Melissa Averett Turnbeaugh(1853-1927) Daughter of Elijah Averett and Cherrizade Grimes
By Mrs. Minnie Paxman
Born in Manti, Utah March 19th, 1853. She was a daughter of Elijah Averett and Cherrizade Grimes, and was married when
thirteen years of age, to William Riggs, by whom she had two daughters.
Some years later, she married William Turnbeaugh, by whom she had nineteen living children, in addition two pairs of
twins that died because they were born premature making twenty-five children born to her. (Twelve of these are living.) One
of the children weighed 15 pounds at birth.
She was the first white child born in Manti and came to Dixie in 1862. She passed through many hardships in the early
days of the settlement of Dixie.
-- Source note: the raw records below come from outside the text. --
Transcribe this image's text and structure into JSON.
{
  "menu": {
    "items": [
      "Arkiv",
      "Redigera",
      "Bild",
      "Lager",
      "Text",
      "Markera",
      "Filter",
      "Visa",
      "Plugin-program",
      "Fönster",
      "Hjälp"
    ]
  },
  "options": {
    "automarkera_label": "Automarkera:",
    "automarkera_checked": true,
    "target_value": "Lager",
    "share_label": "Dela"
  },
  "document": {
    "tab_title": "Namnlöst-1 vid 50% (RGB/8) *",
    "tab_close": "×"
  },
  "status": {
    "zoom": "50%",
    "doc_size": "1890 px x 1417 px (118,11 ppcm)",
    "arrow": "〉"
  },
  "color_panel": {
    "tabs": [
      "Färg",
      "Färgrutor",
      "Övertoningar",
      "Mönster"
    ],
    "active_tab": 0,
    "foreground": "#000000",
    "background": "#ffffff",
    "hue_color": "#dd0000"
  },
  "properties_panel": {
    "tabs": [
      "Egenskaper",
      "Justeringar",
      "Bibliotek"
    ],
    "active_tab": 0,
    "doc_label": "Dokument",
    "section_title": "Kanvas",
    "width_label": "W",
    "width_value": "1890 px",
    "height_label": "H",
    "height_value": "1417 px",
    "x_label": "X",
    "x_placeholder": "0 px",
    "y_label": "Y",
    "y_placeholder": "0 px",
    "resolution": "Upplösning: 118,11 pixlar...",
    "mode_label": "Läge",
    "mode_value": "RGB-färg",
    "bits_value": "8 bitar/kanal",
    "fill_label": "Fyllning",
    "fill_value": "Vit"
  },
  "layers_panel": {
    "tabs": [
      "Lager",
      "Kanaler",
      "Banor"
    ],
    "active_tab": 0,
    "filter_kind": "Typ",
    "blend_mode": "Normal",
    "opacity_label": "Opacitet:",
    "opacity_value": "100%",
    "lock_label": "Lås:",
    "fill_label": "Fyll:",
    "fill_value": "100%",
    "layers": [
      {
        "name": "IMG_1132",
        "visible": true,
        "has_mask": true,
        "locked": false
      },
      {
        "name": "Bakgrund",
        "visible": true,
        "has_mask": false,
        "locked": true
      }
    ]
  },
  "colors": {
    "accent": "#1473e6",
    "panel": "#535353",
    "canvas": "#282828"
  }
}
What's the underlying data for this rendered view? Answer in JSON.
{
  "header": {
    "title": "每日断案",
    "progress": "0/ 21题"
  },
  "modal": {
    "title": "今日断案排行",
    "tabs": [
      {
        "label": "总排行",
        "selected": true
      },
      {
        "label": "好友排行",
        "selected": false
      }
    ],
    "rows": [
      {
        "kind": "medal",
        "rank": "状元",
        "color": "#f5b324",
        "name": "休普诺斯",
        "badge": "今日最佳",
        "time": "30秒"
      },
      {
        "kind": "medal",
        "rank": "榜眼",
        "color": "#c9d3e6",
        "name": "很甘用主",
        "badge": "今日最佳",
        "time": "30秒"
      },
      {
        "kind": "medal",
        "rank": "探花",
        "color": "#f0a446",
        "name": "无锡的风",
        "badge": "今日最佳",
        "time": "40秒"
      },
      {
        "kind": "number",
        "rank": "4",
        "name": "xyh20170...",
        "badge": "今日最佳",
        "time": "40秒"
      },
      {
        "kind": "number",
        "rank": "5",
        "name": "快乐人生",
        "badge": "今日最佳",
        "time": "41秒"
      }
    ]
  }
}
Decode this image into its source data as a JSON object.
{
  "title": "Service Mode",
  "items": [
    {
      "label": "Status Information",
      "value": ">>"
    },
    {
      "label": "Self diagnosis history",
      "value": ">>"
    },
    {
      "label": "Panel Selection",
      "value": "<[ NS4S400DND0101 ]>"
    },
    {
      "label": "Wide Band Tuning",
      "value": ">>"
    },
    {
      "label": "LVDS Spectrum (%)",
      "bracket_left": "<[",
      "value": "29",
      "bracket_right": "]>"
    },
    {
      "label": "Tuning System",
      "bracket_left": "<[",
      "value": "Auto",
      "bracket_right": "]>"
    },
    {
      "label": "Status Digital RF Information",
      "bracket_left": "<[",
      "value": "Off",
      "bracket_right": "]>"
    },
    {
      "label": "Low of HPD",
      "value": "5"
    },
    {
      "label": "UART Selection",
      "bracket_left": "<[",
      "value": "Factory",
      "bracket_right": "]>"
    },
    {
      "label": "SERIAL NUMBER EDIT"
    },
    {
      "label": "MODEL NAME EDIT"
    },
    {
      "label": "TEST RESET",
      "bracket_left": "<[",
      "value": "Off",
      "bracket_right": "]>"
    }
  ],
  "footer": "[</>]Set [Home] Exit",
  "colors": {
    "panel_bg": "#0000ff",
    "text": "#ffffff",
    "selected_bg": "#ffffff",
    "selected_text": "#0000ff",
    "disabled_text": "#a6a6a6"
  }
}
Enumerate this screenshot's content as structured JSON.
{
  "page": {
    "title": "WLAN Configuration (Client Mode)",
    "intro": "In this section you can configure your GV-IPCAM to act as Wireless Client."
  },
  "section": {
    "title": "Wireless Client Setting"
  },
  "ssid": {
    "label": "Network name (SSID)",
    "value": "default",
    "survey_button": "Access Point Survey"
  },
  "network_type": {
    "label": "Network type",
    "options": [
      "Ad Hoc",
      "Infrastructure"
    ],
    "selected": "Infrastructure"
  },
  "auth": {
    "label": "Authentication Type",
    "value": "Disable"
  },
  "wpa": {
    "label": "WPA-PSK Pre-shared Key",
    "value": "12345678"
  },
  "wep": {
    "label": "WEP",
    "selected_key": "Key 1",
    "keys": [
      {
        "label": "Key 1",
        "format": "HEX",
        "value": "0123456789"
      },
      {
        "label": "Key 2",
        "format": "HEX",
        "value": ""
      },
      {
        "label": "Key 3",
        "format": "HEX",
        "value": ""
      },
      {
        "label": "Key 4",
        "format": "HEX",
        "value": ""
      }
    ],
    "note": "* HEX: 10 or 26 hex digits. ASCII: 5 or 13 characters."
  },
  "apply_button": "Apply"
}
Indians killed her only brother, Elijah Jr., in 1866.
Her parents were among the first to be baptized after the organization of the Church. They came across the plains in
1848. Her father helped work on the foundations of all four Temples in Utah.
As a girl she helped pick cotton and shear sheep. The cotton and wool were the first to go through the factory at Washington,
Utah.
She and her husband made many trips to Arizona, and passed through many hardships in helping settle towns there.
Sister Turnbeaugh was a king and loving wife and mother and was always kind to the needy. It gave her joy to have her
friends come in and talk of the gospel for she was a devout Latter-day Saint.
The last three or four summers have been spent in Cedar City and the winter in Washington, Utah. She passed away at
Cedar City, April 13, 1927. Funeral services were held in Washington Utah, April 15, 1927. She was laid to rest by the side
of her husband in the Washington Cemetery.